Le monde est pareil à lui-même, chaque jour, désespérément normal. Je regarde sans cesse ma fenêtre, la dernière issue, celle que je me réserve pour « le » voyage. J’attends juste le moment où mon esprit me criera « ce coup-ci c’est la bonne, tu n’as désormais plus rien à attendre. »

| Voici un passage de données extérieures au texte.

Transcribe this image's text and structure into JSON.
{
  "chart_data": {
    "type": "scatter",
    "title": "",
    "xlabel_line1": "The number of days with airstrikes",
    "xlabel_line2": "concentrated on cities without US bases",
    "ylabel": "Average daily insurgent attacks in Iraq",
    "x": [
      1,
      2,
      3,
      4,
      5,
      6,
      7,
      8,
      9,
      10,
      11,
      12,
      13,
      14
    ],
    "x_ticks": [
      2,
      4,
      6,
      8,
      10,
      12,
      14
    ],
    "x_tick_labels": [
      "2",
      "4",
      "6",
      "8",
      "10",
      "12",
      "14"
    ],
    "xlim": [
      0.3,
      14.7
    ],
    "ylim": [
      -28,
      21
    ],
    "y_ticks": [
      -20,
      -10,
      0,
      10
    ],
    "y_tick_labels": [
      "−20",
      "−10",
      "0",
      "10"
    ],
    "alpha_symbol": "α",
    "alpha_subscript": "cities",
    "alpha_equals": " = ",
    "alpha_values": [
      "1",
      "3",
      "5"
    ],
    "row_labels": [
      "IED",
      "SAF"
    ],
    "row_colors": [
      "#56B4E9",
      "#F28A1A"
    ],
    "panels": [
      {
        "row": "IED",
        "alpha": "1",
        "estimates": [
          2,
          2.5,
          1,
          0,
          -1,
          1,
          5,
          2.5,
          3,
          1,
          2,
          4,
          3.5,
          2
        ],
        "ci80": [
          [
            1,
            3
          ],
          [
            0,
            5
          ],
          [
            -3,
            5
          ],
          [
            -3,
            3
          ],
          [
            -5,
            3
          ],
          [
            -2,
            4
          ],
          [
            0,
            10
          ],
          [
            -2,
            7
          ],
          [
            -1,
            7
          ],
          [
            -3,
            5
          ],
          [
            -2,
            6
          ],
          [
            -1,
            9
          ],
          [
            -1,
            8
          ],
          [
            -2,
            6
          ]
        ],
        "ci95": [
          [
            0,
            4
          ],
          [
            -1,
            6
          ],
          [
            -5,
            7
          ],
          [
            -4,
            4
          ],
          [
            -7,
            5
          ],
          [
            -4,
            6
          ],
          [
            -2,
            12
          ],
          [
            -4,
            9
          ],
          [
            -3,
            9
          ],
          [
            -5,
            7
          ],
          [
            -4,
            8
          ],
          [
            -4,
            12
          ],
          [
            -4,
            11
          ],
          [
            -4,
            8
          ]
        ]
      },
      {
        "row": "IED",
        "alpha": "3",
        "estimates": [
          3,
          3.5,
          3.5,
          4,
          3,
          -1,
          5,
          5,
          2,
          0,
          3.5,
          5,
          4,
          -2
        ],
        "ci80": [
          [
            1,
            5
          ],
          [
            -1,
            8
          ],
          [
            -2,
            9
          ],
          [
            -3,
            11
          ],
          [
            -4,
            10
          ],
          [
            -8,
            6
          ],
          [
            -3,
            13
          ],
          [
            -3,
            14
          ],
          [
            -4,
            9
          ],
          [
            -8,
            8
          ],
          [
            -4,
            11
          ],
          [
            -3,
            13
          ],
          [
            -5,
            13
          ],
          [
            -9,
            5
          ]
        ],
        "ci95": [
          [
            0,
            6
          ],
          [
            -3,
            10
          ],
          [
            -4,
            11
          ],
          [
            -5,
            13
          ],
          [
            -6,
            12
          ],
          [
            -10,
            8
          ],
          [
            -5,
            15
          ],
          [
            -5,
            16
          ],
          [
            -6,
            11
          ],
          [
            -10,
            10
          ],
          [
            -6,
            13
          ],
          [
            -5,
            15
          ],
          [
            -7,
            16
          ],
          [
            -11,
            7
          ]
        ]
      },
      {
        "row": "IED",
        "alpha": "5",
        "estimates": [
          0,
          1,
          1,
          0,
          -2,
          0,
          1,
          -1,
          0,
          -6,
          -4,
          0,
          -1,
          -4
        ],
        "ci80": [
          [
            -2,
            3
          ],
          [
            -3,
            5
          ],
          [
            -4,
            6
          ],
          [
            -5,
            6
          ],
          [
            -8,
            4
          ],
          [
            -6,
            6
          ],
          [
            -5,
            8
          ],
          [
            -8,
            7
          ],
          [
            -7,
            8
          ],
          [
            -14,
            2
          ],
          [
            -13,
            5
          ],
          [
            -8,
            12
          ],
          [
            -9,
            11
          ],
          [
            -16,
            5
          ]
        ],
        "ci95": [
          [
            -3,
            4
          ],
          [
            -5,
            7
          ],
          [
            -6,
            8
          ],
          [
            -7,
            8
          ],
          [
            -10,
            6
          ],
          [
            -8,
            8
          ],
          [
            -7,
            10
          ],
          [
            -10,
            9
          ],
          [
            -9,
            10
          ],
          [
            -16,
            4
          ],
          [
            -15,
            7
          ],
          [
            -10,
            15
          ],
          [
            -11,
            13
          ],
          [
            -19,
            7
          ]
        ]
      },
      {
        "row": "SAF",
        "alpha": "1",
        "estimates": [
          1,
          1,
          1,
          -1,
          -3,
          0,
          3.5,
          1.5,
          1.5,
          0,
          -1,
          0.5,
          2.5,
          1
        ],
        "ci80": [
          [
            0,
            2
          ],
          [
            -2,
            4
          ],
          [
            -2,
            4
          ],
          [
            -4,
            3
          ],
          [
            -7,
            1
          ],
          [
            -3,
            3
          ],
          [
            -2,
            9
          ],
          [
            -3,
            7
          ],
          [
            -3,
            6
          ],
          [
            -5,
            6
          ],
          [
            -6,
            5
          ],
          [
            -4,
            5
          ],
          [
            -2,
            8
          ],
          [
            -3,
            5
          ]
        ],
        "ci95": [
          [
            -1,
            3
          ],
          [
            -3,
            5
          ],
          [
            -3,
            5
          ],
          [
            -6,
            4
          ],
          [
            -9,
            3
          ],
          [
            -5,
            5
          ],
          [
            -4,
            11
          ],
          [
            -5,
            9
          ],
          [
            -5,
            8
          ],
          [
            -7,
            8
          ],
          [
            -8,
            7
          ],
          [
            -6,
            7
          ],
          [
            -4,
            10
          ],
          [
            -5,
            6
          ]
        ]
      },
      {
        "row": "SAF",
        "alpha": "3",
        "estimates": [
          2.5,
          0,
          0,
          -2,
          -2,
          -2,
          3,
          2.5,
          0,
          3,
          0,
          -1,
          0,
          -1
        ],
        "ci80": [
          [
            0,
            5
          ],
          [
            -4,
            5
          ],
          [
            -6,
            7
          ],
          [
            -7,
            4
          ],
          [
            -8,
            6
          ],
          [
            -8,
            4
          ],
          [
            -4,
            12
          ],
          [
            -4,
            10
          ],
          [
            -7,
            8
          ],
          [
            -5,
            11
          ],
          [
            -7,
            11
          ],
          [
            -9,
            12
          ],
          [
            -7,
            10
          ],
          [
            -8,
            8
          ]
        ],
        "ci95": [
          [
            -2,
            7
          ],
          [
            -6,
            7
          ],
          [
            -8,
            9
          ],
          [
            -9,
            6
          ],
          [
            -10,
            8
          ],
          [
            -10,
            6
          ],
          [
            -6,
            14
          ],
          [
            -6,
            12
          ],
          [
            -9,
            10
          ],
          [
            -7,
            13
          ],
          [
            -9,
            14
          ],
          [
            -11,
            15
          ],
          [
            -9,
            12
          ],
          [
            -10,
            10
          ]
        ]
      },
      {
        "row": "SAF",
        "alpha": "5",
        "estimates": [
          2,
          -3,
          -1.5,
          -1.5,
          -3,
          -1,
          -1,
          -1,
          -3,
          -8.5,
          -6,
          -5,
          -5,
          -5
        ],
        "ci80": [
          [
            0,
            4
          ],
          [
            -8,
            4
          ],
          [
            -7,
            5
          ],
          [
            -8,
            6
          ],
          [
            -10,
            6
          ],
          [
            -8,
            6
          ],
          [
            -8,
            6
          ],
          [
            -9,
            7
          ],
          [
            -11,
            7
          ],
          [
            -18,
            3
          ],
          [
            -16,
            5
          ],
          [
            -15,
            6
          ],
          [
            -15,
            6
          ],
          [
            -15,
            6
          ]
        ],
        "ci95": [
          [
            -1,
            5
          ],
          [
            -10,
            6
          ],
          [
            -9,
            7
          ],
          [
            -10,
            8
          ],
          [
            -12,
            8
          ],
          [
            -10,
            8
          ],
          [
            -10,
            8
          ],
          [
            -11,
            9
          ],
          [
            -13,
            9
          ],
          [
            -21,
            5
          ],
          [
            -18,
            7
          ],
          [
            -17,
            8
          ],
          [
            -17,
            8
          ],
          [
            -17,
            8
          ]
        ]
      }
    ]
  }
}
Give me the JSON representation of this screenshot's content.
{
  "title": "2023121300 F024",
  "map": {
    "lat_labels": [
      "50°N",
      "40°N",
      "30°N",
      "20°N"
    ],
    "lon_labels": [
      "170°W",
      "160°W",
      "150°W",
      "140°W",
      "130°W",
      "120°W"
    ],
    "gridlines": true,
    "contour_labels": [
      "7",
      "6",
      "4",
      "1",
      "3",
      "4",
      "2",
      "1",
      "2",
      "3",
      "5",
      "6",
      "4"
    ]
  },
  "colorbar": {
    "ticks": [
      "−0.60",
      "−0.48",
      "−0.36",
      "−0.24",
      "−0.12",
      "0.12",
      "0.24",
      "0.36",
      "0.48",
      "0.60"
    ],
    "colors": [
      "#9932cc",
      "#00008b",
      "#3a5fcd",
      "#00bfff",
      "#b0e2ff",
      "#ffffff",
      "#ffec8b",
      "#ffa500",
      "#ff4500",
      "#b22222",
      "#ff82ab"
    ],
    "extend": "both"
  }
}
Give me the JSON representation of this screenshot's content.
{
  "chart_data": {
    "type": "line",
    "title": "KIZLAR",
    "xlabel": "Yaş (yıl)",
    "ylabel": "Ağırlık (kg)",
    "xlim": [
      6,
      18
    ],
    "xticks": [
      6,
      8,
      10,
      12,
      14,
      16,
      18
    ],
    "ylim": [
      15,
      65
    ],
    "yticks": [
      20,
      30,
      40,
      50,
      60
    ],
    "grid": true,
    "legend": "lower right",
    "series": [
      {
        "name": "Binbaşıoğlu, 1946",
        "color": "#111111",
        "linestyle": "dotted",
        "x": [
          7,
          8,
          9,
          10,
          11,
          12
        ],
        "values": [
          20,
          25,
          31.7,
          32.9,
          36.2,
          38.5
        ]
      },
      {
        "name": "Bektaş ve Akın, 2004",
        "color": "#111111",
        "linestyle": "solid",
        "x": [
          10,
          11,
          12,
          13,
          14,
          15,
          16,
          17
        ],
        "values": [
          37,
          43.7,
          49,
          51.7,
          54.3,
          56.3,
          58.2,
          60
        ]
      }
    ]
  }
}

Qui crois-je tromper en disant cela ? Pas moi… Cette voix, ça fait longtemps qu’elle a résonné, qu’elle résonne encore, sans cesse. Mais qu’importe. La mort n’attend pas qu’on l’accepte totalement ; elle est là, présente, mon essence. Vivre pleinement sa mort ne demande qu’une unique précaution : refuser de gérer le moindre « petit soucis de la vie quotidienne ». Ceci étant assuré, je peux la contempler quel que soit le contexte : chaque détail, chaque bruit, devient un puit sans fond, sans sens, une langueur inconnue des autres êtres, à la frontière de l’humainement supportable ; chaque seconde de mon existence a un goût de souffrance infinie.

Le Néant m’appelle. Je veux aller pourrir dans ma fosse.

Dans ma fosse, le monde sera ténèbres et je respirerai la boue qui me recouvrira - jusqu’à ne faire qu’un avec ma fosse. La terre aura le goût de la putréfaction, et je la vomirai tant que je le pourrai encore, retardant ainsi le moment où elle me prendra complètement. Les pensées n’existeront plus peu à peu, elles s’enfuiront avec mes derniers cris. Elles n’auront plus rien d’humaines, juste des pulsions de Moi s’entrechoquant pour redevenir raisonnées, mais rapidement anéantie par la douleur et la panique.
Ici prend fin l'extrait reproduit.